Hm, I've read your fist post again and now I think I misunderstood your question. So you already have a DOS-compatible format on this HDD? With 512-byte sectors, which was done with WDFMT util? But you want to have 256 byte sectors instead?
In that case WD1007-WAH is not going to help you much because I'm pretty sure all the code, be it WDFMT or ROM extension, will be hard-coded to 512 bytes. Since this is what IBM PC DOS wants.
Using Teensy or some other device (like RPi with 5V level shifter) would work, or at the very least you would be able to issue the bytes per sector command and see what the result it, is it supported or not. But that alone doesn't really help you unless you have, or build it yourself, a controller capable of working with ESDI drives. The HDD will format the track and put in sector headers on it (assuming the command works) but that's it. You now need hardware to read and write the sectors, and that is timing critical like in MFM/RLL mode, and you need to have some sort of CRC or ECC at the end of the sector to be able to at least verify the data - or repair it. Otherwise you'll never know if the data you read from HDD is actually correct or not. This is not tested by the HDD, it just spits out the unformatted sector bits as-is.

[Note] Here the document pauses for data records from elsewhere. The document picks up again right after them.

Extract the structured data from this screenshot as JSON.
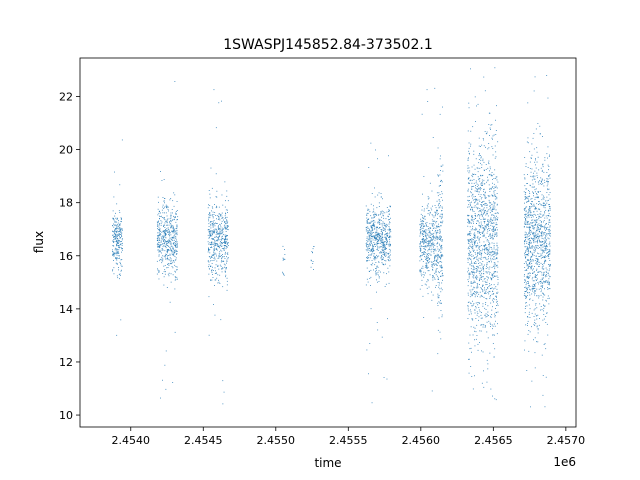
{
  "chart_data": {
    "type": "scatter",
    "title": "1SWASPJ145852.84-373502.1",
    "xlabel": "time",
    "ylabel": "flux",
    "x_offset_label": "1e6",
    "xlim": [
      2.45365,
      2.45707
    ],
    "ylim": [
      9.55,
      23.45
    ],
    "x_ticks": [
      2.454,
      2.4545,
      2.455,
      2.4555,
      2.456,
      2.4565,
      2.457
    ],
    "x_tick_labels": [
      "2.4540",
      "2.4545",
      "2.4550",
      "2.4555",
      "2.4560",
      "2.4565",
      "2.4570"
    ],
    "y_ticks": [
      10,
      12,
      14,
      16,
      18,
      20,
      22
    ],
    "y_tick_labels": [
      "10",
      "12",
      "14",
      "16",
      "18",
      "20",
      "22"
    ],
    "grid": false,
    "point_color": "#1f77b4",
    "segments": [
      {
        "x_start": 2.45387,
        "x_end": 2.45394,
        "center": 16.6,
        "spread": 0.55,
        "min": 10.4,
        "max": 20.8,
        "density": 6
      },
      {
        "x_start": 2.45418,
        "x_end": 2.45432,
        "center": 16.6,
        "spread": 0.7,
        "min": 10.2,
        "max": 22.9,
        "density": 6
      },
      {
        "x_start": 2.45453,
        "x_end": 2.45467,
        "center": 16.6,
        "spread": 0.75,
        "min": 10.4,
        "max": 22.9,
        "density": 6
      },
      {
        "x_start": 2.45504,
        "x_end": 2.45506,
        "center": 16.0,
        "spread": 0.35,
        "min": 14.0,
        "max": 17.4,
        "density": 1
      },
      {
        "x_start": 2.45524,
        "x_end": 2.45526,
        "center": 16.2,
        "spread": 0.5,
        "min": 15.5,
        "max": 18.0,
        "density": 1
      },
      {
        "x_start": 2.45562,
        "x_end": 2.45579,
        "center": 16.6,
        "spread": 0.65,
        "min": 10.3,
        "max": 20.7,
        "density": 6
      },
      {
        "x_start": 2.45599,
        "x_end": 2.45611,
        "center": 16.5,
        "spread": 0.8,
        "min": 10.3,
        "max": 22.6,
        "density": 6
      },
      {
        "x_start": 2.45611,
        "x_end": 2.45615,
        "center": 16.5,
        "spread": 1.5,
        "min": 11.0,
        "max": 22.6,
        "density": 8
      },
      {
        "x_start": 2.45632,
        "x_end": 2.45653,
        "center": 16.5,
        "spread": 1.9,
        "min": 10.1,
        "max": 23.1,
        "density": 10
      },
      {
        "x_start": 2.45671,
        "x_end": 2.45689,
        "center": 16.6,
        "spread": 1.6,
        "min": 10.1,
        "max": 23.1,
        "density": 10
      }
    ]
  }
}
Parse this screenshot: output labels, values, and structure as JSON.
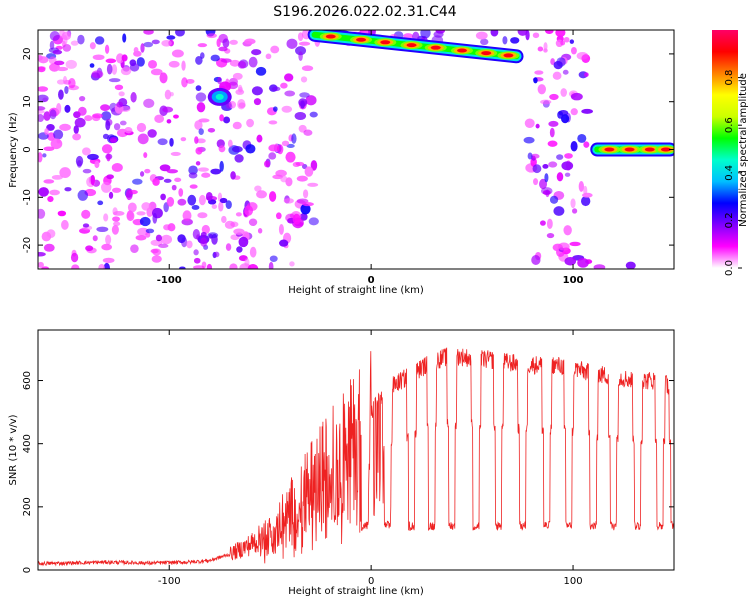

I don't know what particular controller chip the WD1007-WAH uses. Perhaps it's well documented? Then you could write some code on PC rather than use your own hardware like Teensy, and that would actually let you LLF, read and write the HDD - if the chip itself supports sector sizes other than 512 bytes, which it might. You don't have to wory about read/write timings, you just select if you want 4 or 7 bytes ECC and add 256 to it, and you have your minimal unformatted sector size.
EDIT: Forgot the sector data markers, and headers. So actually you'll need quite a lot more than 256 bytes plus ECC. Simple query or command issue can be done with software and basic HW like Teensy but proper read/write would need PLD/FPGA or preferably a dedicated ASIC.
Keep in mind that each controller chip does things differently. If you LLF it with WD chip it will not work with other ones. Some chips might have CRC and ECC. Different polynomials. Maybe even different bit order. That's basically the same problem as with MFM/RLL.
One last idea, the ESDI uses bit clock. If you were to try an build your own controller hardware then, if the HDD doesn't support shorter sectors, you have 2 choices:
- Use 512 byte sectors but only store 256 bytes in them. The rest is unused. Tons of wasted platter space but it will work.
- Use bit doubling, store same bit 2 times. Again you loose half of the HDD space but get longer bit pulses on read, which would be easier to work with.
I never did any low-level work on ESDI (I have some experience with MFM and RLL). I'm not even sure how to work with the optional SECTOR/BYTE signals. I hope there is a jumper on the HDD to configure if for one or the other? Because for your own hardware you'd want it set to SECTOR output. BYTE clock is kinda useless in this scenario.